Cervana vs. Vapi.
Vapi is a cloud orchestration layer that wires external voice and language APIs into a phone agent. Cervana is the on-premise alternative — a fully integrated stack you run yourself.
Vapi made building cloud voice agents fast — paste in API keys for OpenAI, ElevenLabs, and Deepgram, and you have a working agent in minutes. The cost is that every call routes through Vapi plus three or four external vendors, with audio and transcripts touching each of their clouds. For most consumer-facing or non-regulated use cases, that's fine. For a regulated buyer, the supply chain is the problem.

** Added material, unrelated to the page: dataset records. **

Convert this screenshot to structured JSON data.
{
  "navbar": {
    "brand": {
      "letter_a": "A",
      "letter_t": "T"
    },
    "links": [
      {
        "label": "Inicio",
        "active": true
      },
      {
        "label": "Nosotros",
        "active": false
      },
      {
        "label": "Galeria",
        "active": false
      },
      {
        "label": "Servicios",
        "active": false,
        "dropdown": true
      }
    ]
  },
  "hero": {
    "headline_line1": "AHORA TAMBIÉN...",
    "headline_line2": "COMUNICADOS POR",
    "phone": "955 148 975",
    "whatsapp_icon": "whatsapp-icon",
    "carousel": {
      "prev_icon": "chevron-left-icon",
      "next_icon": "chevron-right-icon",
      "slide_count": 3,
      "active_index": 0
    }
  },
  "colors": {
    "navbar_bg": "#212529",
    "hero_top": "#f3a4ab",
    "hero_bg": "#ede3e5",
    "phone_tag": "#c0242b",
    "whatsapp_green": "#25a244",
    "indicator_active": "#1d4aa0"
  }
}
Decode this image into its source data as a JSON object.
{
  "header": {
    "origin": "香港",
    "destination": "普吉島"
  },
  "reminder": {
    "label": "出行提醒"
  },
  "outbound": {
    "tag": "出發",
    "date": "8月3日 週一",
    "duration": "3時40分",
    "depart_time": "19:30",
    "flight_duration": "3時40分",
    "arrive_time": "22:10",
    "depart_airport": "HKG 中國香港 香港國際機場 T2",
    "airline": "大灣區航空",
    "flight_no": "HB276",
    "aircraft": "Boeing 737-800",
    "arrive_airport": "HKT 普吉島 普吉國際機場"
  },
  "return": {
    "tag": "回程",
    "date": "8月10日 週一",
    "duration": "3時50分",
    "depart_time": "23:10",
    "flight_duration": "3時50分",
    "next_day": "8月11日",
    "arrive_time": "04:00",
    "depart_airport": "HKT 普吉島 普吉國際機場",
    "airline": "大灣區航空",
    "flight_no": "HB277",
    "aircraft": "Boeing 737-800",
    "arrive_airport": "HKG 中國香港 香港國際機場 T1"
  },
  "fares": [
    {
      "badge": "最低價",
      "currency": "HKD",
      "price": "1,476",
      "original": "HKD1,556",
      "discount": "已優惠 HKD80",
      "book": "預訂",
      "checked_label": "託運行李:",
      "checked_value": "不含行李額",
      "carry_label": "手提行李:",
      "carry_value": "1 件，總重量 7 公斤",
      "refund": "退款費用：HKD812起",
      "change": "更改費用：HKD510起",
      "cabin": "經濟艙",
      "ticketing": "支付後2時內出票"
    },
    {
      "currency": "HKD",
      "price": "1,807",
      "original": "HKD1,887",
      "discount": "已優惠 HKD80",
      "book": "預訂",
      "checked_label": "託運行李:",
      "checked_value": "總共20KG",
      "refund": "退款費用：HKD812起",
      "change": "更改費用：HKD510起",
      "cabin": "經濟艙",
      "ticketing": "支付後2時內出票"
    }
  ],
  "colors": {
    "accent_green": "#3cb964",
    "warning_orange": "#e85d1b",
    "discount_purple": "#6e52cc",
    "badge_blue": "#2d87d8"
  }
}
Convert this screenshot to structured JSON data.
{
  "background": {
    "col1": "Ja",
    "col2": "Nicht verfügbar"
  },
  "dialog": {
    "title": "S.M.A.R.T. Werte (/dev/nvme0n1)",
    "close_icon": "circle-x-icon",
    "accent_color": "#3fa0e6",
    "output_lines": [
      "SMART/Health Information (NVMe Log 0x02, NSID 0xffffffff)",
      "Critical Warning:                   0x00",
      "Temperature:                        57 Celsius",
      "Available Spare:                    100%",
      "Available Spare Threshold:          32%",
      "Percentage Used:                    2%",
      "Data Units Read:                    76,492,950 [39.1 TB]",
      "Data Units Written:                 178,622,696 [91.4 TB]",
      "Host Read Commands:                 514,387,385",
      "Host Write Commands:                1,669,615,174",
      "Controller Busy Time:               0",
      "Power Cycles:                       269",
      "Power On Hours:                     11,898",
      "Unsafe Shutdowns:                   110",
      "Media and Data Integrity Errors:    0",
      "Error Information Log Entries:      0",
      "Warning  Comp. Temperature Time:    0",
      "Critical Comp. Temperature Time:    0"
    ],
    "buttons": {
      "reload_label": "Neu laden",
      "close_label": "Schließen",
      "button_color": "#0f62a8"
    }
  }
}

Cervana eliminates the chain: you get a single integrated stack — ASR, LLM, TTS, orchestration, audit log — that runs entirely inside your perimeter.
| Axis | Cervana | Vapi |
|---|---|---|
| Deployment model | On-premise + private cloud, single-tenant | Multi-tenant SaaS in Vapi's cloud |
| Stack composition | Single integrated stack — ASR, LLM, TTS, orchestrator all yours | Orchestrator that wires external LLM + TTS APIs together |
| Outbound API calls during a call | Zero — egress gate blocks them | Multiple — to OpenAI, ElevenLabs, Deepgram, etc. |
| Where audio + transcripts live | Your servers only, your jurisdiction | Vapi's infrastructure plus every external API in the chain |
| Sub-processor count | Typically zero (single-tenant deployment) | Vapi + every API vendor you select (often 3–5) |
| Audit logs | Signed, hashed, replayable in your store | Distributed across vendor consoles |
| Speed to first call | Days (deployment + integration) | Minutes (sign up, paste API keys) |
| GDPR / DORA / CBUAE fit | Native — entire stack inside your regulated perimeter | Possible only with extensive vendor DPAs and risk acceptance |
| Pricing model | Annual license + your infra costs | Per-minute + per-token pass-through from underlying APIs |
| Operates without internet egress | Yes — air-gapped deployments supported | No — call orchestration depends on external APIs |
Pick Vapi if…
You want to ship a voice agent this week, you're operating in a non-regulated space, and you're comfortable accepting the joint vendor liability of Vapi plus the underlying API providers.
Pick Cervana if…
You're a regulated enterprise or a vendor selling into one. Your procurement team flags every new sub-processor as a risk item. Your CISO has asked 'who else touches this audio?' and the answer 'nobody' is the only acceptable one.
The takeaway
Vapi optimizes for speed-to-prototype. Cervana optimizes for compliance and supply-chain control. If your buyer is a financial services firm, a hospital, or a government agency, Vapi's vendor sprawl is the disqualifier — and Cervana's single integrated on-prem stack is the answer.